Last Tuesday and Wednesday, May 23-24, I attended PHDays VII conference in Moscow. I was talking there about vulnerability databases and the evolution process of vulnerability assessment tools, as far as I understand it.

To Vulnerability Database and beyond

But first of all, a few words about the conference itself. I can tell that since the last year the event got even better. I’ve seen lot of new faces. Some people I didn’t know, but they knew me by my blog and accounts in social networks. What a strange, strange time we live in! I was very pleased to see and to talk with you all, guys! 🙂

PHDays is one of the few events that truly brings all Russian community of security professionals together. I’ve seen people I have studied with in university, colleagues from the all places where I have been worked, and nearly all researchers and security practitioners that I follow.
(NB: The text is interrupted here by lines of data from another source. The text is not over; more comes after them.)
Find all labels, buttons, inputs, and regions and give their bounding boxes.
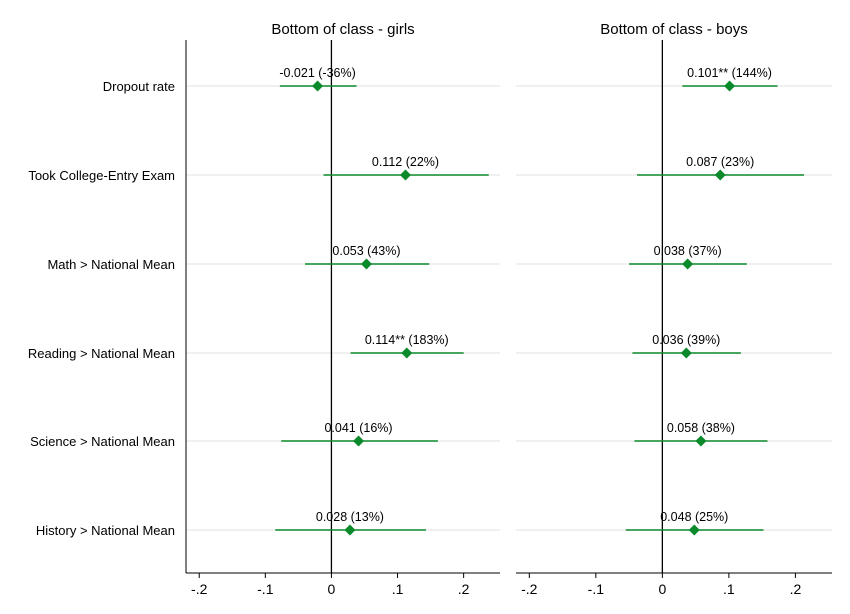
estimate-label: 0.036 (39%)	[652, 333, 720, 347]
estimate-label: -0.021 (-36%)	[279, 66, 355, 80]
x-tick-label: .2	[790, 581, 802, 597]
point-estimate-marker	[714, 169, 726, 181]
estimate-label: 0.112 (22%)	[372, 155, 439, 169]
row-label: Took College-Entry Exam	[28, 168, 175, 183]
estimate-label: 0.053 (43%)	[332, 244, 400, 258]
point-estimate-marker	[401, 347, 413, 359]
estimate-label: 0.038 (37%)	[654, 244, 722, 258]
point-estimate-marker	[688, 524, 700, 536]
point-estimate-marker	[682, 258, 694, 270]
row-label: Math > National Mean	[47, 257, 175, 272]
point-estimate-marker	[695, 435, 707, 447]
row-label: Science > National Mean	[30, 434, 175, 449]
panel-title: Bottom of class - boys	[600, 21, 748, 38]
x-tick-label: -.1	[588, 581, 605, 597]
point-estimate-marker	[724, 80, 736, 92]
estimate-label: 0.101** (144%)	[687, 66, 772, 80]
point-estimate-marker	[344, 524, 356, 536]
estimate-label: 0.028 (13%)	[316, 510, 384, 524]
x-tick-label: 0	[328, 581, 336, 597]
estimate-label: 0.087 (23%)	[686, 155, 754, 169]
row-label: History > National Mean	[36, 523, 175, 538]
row-label: Reading > National Mean	[28, 346, 175, 361]
x-tick-label: -.1	[257, 581, 274, 597]
estimate-label: 0.048 (25%)	[660, 510, 728, 524]
row-label: Dropout rate	[103, 79, 175, 94]
x-tick-label: .1	[392, 581, 404, 597]
x-tick-label: -.2	[521, 581, 538, 597]
estimate-label: 0.041 (16%)	[324, 421, 392, 435]
point-estimate-marker	[360, 258, 372, 270]
x-tick-label: .2	[458, 581, 470, 597]
panel-title: Bottom of class - girls	[271, 21, 414, 38]
x-tick-label: -.2	[191, 581, 208, 597]
estimate-label: 0.114** (183%)	[365, 333, 449, 347]
point-estimate-marker	[680, 347, 692, 359]
x-tick-label: .1	[723, 581, 735, 597]
point-estimate-marker	[312, 80, 324, 92]
x-tick-label: 0	[658, 581, 666, 597]
point-estimate-marker	[399, 169, 411, 181]
point-estimate-marker	[353, 435, 365, 447]
estimate-label: 0.058 (38%)	[667, 421, 735, 435]
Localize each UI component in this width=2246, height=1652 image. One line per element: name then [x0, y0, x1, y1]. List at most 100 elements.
Big thanks for the organizers, Positive Technologies, for such an amazing opportunity!

It is also a truly international event. You can see speakers from all over the world. And all information is available both in Russian and English. Almost all slides are in English. Three parallel streams of reports, workshops and panel discussions were dubbed by professional simultaneous interpreters, like it is a United Nations sessions or something, recorded and broadcast live by the team of operators and directors. Final result looks really great.

Video of my presentation:

I was talking too fast and used some expressions that was hard to translate. The translator, however, did an awesome job. He is my hero! 🙂 If you didn’t understand something on video, I made a transcript bellow.

A version without translation for Russian-speakers is here.

Slides:

Unfortunately gif animation is not working in the Slideshare viewer.

Today I would like to discuss vulnerability databases and how vulnerability assessment systems has been evolving. Prior to discussing vulnerability databases I need to say that any vulnerability is just a software error, a bug, that allowing hacker to do some cool things. Software developers and vendors post information about such vulnerabilities on their websites. And there are tons and tones of vendors, and websites, and software products, and vulnerabilities.